Here is a more technical explanation:

Q* is an influential algorithm in AI for search and pathfinding. Q* extends the A* search algorithm. It improves A* by reusing previous search efforts even as the environment changes. This makes it efficient for searches in dynamic environments. Like A*, Q* uses a heuristic function to guide its search toward the goal. It balances exploiting promising areas (the heuristic) with exploring new areas (like breadth-first search). Q* leverages experience from previous searches to create a reusable graph/tree of surveyed states. 

This significantly speeds up future searches rather than starting fresh each time. As the environment changes, Q* updates its reusable structure to reflect changes rather than discarding it. 

This allows reusing valid parts and only researching affected areas. Q* is famously used for robot path planning, manufacturing, and video games where environments frequently change. It allows agents to replan paths as needed efficiently.

In summary, Q* efficiently finds solutions in systems where the state space and operators change over time by reusing experience. It can discover solutions much faster than restarting the search from scratch.

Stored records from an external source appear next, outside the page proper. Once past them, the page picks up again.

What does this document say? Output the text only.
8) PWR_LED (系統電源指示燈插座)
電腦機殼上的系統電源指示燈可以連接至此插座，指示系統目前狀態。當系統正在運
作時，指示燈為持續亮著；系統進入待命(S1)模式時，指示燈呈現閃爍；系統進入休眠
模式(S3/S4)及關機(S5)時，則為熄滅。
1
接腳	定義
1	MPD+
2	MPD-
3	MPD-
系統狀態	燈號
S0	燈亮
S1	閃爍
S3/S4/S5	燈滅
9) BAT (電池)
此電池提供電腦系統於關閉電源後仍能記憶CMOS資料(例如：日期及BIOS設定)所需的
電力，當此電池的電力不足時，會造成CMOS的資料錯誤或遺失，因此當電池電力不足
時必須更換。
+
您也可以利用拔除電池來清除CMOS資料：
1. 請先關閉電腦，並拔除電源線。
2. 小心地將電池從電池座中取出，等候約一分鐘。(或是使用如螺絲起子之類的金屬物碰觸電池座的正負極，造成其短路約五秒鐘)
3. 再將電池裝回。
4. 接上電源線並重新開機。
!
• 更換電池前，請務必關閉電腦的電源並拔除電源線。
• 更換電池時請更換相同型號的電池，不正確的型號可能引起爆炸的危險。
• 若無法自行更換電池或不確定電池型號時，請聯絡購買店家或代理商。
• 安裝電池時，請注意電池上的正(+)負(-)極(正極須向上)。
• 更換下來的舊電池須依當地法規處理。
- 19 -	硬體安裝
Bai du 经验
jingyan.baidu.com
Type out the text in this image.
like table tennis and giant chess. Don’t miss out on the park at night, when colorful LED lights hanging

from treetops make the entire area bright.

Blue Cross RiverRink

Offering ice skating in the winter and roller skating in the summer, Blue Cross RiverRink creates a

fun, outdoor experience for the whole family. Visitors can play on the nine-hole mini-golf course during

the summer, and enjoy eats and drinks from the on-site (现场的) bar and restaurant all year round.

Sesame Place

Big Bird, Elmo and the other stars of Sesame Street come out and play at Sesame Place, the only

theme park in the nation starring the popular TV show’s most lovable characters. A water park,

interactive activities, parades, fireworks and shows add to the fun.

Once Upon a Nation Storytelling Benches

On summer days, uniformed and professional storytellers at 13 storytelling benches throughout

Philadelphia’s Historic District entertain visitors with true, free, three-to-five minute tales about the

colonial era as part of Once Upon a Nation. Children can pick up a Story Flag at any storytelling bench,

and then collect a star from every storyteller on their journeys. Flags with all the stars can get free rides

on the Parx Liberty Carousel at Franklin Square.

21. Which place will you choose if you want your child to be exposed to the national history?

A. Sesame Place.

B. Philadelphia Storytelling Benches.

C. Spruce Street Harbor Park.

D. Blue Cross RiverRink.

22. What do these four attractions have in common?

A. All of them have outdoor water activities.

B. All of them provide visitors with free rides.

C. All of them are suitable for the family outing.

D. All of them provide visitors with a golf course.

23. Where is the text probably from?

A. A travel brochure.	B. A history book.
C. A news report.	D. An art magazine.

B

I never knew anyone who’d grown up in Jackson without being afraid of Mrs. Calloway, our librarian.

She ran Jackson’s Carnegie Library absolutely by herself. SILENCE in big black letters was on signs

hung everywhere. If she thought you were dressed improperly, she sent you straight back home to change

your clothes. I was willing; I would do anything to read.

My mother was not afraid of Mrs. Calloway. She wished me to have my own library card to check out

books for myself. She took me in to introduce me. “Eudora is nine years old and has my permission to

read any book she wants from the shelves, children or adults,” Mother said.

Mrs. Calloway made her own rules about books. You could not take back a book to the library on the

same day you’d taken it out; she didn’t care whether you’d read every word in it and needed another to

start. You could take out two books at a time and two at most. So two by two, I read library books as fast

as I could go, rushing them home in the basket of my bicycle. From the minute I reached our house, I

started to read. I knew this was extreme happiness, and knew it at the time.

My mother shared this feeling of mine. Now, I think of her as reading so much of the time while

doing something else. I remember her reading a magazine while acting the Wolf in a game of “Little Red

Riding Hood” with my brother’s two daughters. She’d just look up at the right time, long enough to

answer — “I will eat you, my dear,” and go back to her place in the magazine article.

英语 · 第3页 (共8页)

So, in the context of the rumors about OpenAI, some hypothesize that advances leveraging Q* search techniques could allow AI and machine learning models to more rapidly explore complex spaces like mathematics. Rather than re-exploring basic rules from scratch, models might leverage prior search "experience" and heuristics to guide discovery. This could unlock new abilities and general skills.

However, whether OpenAI has made such advances leveraging Q* or algorithms like it is speculative. The details are vague, and rumors should be critically examined before conclusions are drawn. But Q* illustrates interesting AI capabilities applicable in various domains. And it hints at future systems that may learn and adapt more and more like humans.